I was once a guest at a large reception and the noise of talking seemed to be a roar, when suddenly an elderly man got up on a chair and called "silence," and having obtained silence he said, "it has been suggested that every one in this room should speak in a lower tone of voice." The response was immediate.

Every one went on talking with the same interest only in a lower tone of voice with a result that was both delightful and soothing.
I say every one--there were perhaps half a dozen whom I observed who looked and I have no doubt said "how impudent." So it was "impudent" if you chose to take it so--but most of the people did not choose to take it so and so brought a more quiet atmosphere and a happy change of tone.
Theophile Gautier said that the voice was nearer the soul than any other expressive part of us.

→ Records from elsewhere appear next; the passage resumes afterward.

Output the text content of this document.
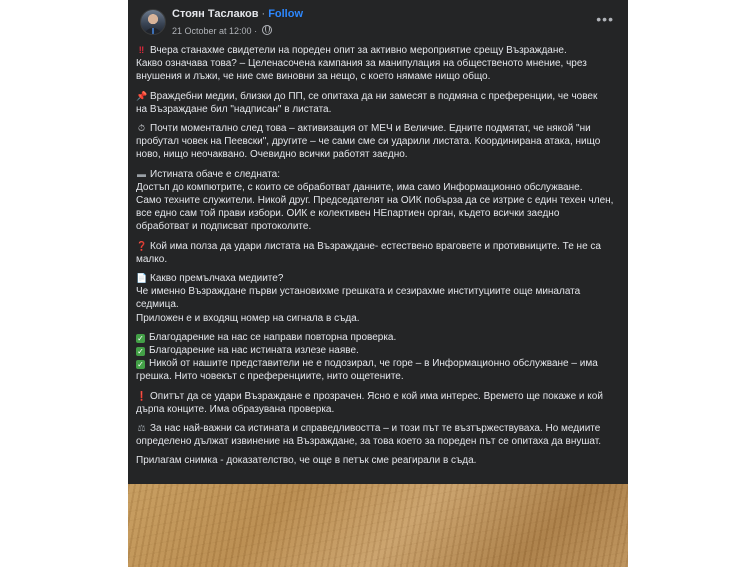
Стоян Таслаков · Follow
21 October at 12:00 ·
•••
‼ Вчера станахме свидетели на пореден опит за активно мероприятие срещу Възраждане.
Какво означава това? – Целенасочена кампания за манипулация на общественото мнение, чрез
внушения и лъжи, че ние сме виновни за нещо, с което нямаме нищо общо.
📌 Враждебни медии, близки до ПП, се опитаха да ни замесят в подмяна с преференции, че човек
на Възраждане бил "надписан" в листата.
⏱ Почти моментално след това – активизация от МЕЧ и Величие. Едните подмятат, че някой "ни
пробутал човек на Пеевски", другите – че сами сме си ударили листата. Координирана атака, нищо
ново, нищо неочаквано. Очевидно всички работят заедно.
▬ Истината обаче е следната:
Достъп до компютрите, с които се обработват данните, има само Информационно обслужване.
Само техните служители. Никой друг. Председателят на ОИК побърза да се изтрие с един техен член,
все едно сам той прави избори. ОИК е колективен НЕпартиен орган, където всички заедно
обработват и подписват протоколите.
❓ Кой има полза да удари листата на Възраждане- естествено враговете и противниците. Те не са
малко.
📄 Какво премълчаха медиите?
Че именно Възраждане първи установихме грешката и сезирахме институциите още миналата
седмица.
Приложен е и входящ номер на сигнала в съда.
✓ Благодарение на нас се направи повторна проверка.
✓ Благодарение на нас истината излезе наяве.
✓ Никой от нашите представители не е подозирал, че горе – в Информационно обслужване – има
грешка. Нито човекът с преференциите, нито ощетените.
❗ Опитът да се удари Възраждане е прозрачен. Ясно е кой има интерес. Времето ще покаже и кой
дърпа конците. Има образувана проверка.
⚖ За нас най-важни са истината и справедливостта – и този път те възтържествуваха. Но медиите
определено дължат извинение на Възраждане, за това което за пореден път се опитаха да внушат.
Прилагам снимка - доказателство, че още в петък сме реагирали в съда.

It is certainly a very striking indicator of the state of the soul.

If we accustom ourselves to listen to the voices of those about us we detect more and more clearly various qualities of the man or the woman in the voice, and if we grow sensitive to the strain in our own voices and drop it at once when it is perceived, we feel a proportionate gain.
I knew of a blind doctor who habitually told character by the tone of the voice, and men and women often went to him to have their characters described as one would go to a palmist.
Once a woman spoke to him earnestly for that purpose and he replied, "Madam, your voice has been so much cultivated that there is nothing of you in it--I cannot tell your real character at all." The only way to cultivate a voice is to open it to its best possibilities--not to teach its owner to pose or to imitate a beautiful tone until it has acquired the beautiful tone habit.

Such tones are always artificial and the unreality in them can be easily detected by a quick ear.
Most great singers are arrant hypocrites.